# Asymptotic behaviour of a mean

Fix $x>0$ and $c\in\mathbb{N}$. Let $f(x):=\frac{c}{4c-2+2x^2}$ and $$m_N(x):=\frac{1}{N} \sum_{i=0}^{f(x)N} \log(\frac{c N}{2}-i(2c-1))$$

I'm pretty sure $m_N(x)\to\infty$ as $N\to\infty$.

I would like to know the asymptotic behaviour of $m_N(x)$, and I expect to find something like

$$m_N(x)=f(x) \log{N} + g(x) + o(1)\ \ \text{ as }N\to\infty$$

Can you confirm this result? If this is the case, can you help me to compute the constant $g(x)$?

• Unless you can give some background and context to this question, you are not likely to get any useful answers, and your question is likely to be closed. Jun 11, 2012 at 23:28
• I'm trying to compute a limit in a Statistical Mechanics model. After some computations, I need to compute that $g(x)$. Just knowing it is true that $m_N(x)=f(x) logN + g(x) + o(1)$ for some $g(x)$ would be a good result. Jun 11, 2012 at 23:39
• Rather than do the computation, I'll just tell you how I would do it: the sum looks a lot like a Riemann sum. So write the Riemann sum and the integral to which it is an approximation side by side and carefully estimate the differences.
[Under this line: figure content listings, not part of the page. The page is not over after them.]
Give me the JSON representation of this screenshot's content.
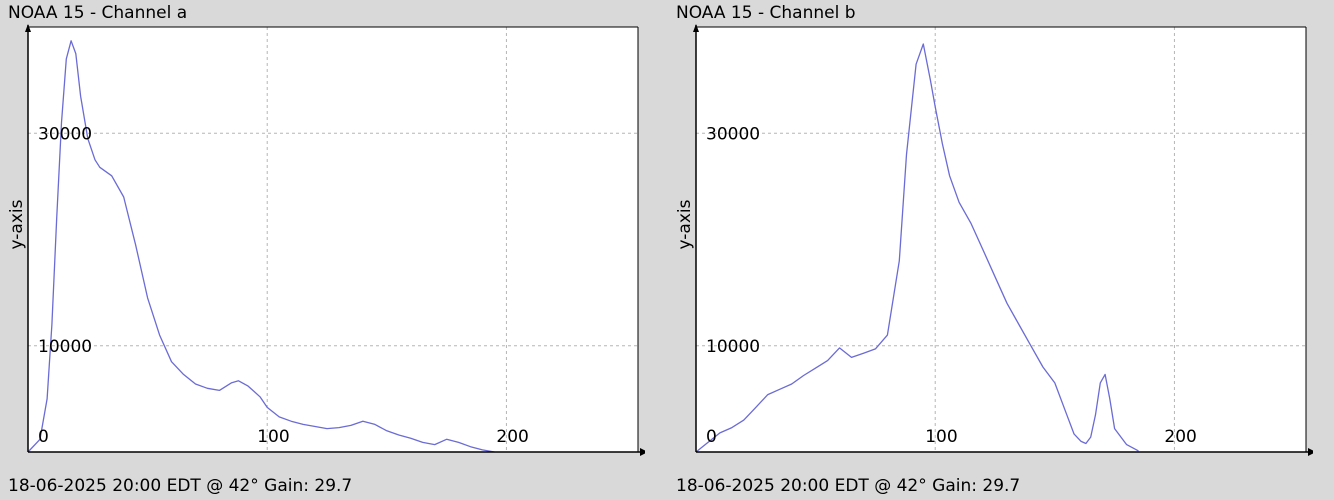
{
  "chart_data": [
    {
      "type": "line",
      "title": "NOAA 15 - Channel a",
      "ylabel": "y-axis",
      "xlabel": "",
      "footer": "18-06-2025 20:00 EDT @ 42° Gain: 29.7",
      "xlim": [
        0,
        255
      ],
      "ylim": [
        0,
        40000
      ],
      "xticks": [
        0,
        100,
        200
      ],
      "yticks": [
        10000,
        30000
      ],
      "grid": true,
      "series": [
        {
          "color": "#6b6bd6",
          "x": [
            0,
            5,
            8,
            10,
            12,
            14,
            16,
            18,
            20,
            22,
            25,
            28,
            30,
            35,
            40,
            45,
            50,
            55,
            60,
            65,
            70,
            75,
            80,
            85,
            88,
            92,
            97,
            100,
            105,
            110,
            115,
            120,
            125,
            130,
            135,
            140,
            145,
            150,
            155,
            160,
            165,
            170,
            175,
            180,
            185,
            190,
            195
          ],
          "y": [
            0,
            1200,
            5000,
            12000,
            22000,
            31000,
            37000,
            38700,
            37500,
            33500,
            29500,
            27500,
            26800,
            26000,
            24000,
            19500,
            14500,
            11000,
            8500,
            7300,
            6400,
            6000,
            5800,
            6500,
            6700,
            6200,
            5200,
            4200,
            3300,
            2900,
            2600,
            2400,
            2200,
            2300,
            2500,
            2900,
            2600,
            2000,
            1600,
            1300,
            900,
            700,
            1200,
            900,
            500,
            200,
            0
          ]
        }
      ]
    },
    {
      "type": "line",
      "title": "NOAA 15 - Channel b",
      "ylabel": "y-axis",
      "xlabel": "",
      "footer": "18-06-2025 20:00 EDT @ 42° Gain: 29.7",
      "xlim": [
        0,
        255
      ],
      "ylim": [
        0,
        40000
      ],
      "xticks": [
        0,
        100,
        200
      ],
      "yticks": [
        10000,
        30000
      ],
      "grid": true,
      "series": [
        {
          "color": "#6b6bd6",
          "x": [
            0,
            5,
            10,
            15,
            20,
            25,
            30,
            35,
            40,
            45,
            50,
            55,
            60,
            65,
            70,
            75,
            80,
            85,
            88,
            92,
            95,
            98,
            100,
            103,
            106,
            110,
            115,
            120,
            125,
            130,
            135,
            140,
            145,
            150,
            155,
            158,
            161,
            163,
            165,
            167,
            169,
            171,
            173,
            175,
            180,
            185
          ],
          "y": [
            0,
            900,
            1800,
            2300,
            3000,
            4200,
            5400,
            5900,
            6400,
            7200,
            7900,
            8600,
            9800,
            8900,
            9300,
            9700,
            11000,
            18000,
            28000,
            36500,
            38400,
            35000,
            32500,
            29000,
            26000,
            23500,
            21500,
            19000,
            16500,
            14000,
            12000,
            10000,
            8000,
            6500,
            3500,
            1700,
            1000,
            800,
            1400,
            3500,
            6500,
            7300,
            5000,
            2200,
            700,
            100
          ]
        }
      ]
    }
  ]
}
Jun 12, 2012 at 4:26
• I have to guess that $i$ is an integer so, why is the upper limit of the sum the real number $f(x)N$? Is it a mistake or is it so?
– Jon
Jun 12, 2012 at 7:36
• Jon you're right: the sum is over integer $i$. The correct upper bound of the sum would be $$[f(x) N + k(x)]+1$$ where $k(x)=\frac{-x^2}{2c-1+x^2}$ and $[]$ denotes the integer part. But I think it's not important for the asymptotic behaviour of the mean. Jun 12, 2012 at 9:52

Let us consider the sum $$m_N(x)=\frac{1}{N}\sum_{i=0}^{[f(x)]N}\log\left(\frac{cN}{2}-i(2c-1)\right).$$ The first step to get an asymptotic approximation is to extract the leading term in $N$ to obtain $$m_N(x)=[f(x)]\log N+\frac{1}{N}\sum_{i=0}^{[f(x)]N}\log\left(\frac{c}{2}-\frac{i}{N}(2c-1)\right).$$ When $N$ is finite, we recognize a Riemann series and apply the average theorem. So, there exists a value of argument of the logarithm such that $$m_N(x)=[f(x)]\log N+[f(x)]\log[z(x)].$$ We can take $z(x)=\frac{c}{2}-t$f(x)$(2c-1)$ being $t\in (0,1)$.
Indeed, we can define a partition with $x_i=x_{i-1}+\frac{1}{$f(x)$N}$ and so $$\frac{1}{N}\sum_{i=0}^{[f(x)]N}\log\left(\frac{c}{2}-\frac{i}{N}(2c-1)\right)=[f(x)]\Delta x\sum_{i=0}^{[f(x)]N}\log\left(\frac{c}{2}-i$f(x)$(2c-1)\Delta x\right)$$ being $\Delta x=\frac{1}{$f(x)$N}$. But this, in the given limit, is nothing else than $$\int_{\frac{c}{2}}^{\frac{c}{2}-$f(x)$(2c-1)}\log(z)dz<\infty$$ as it should.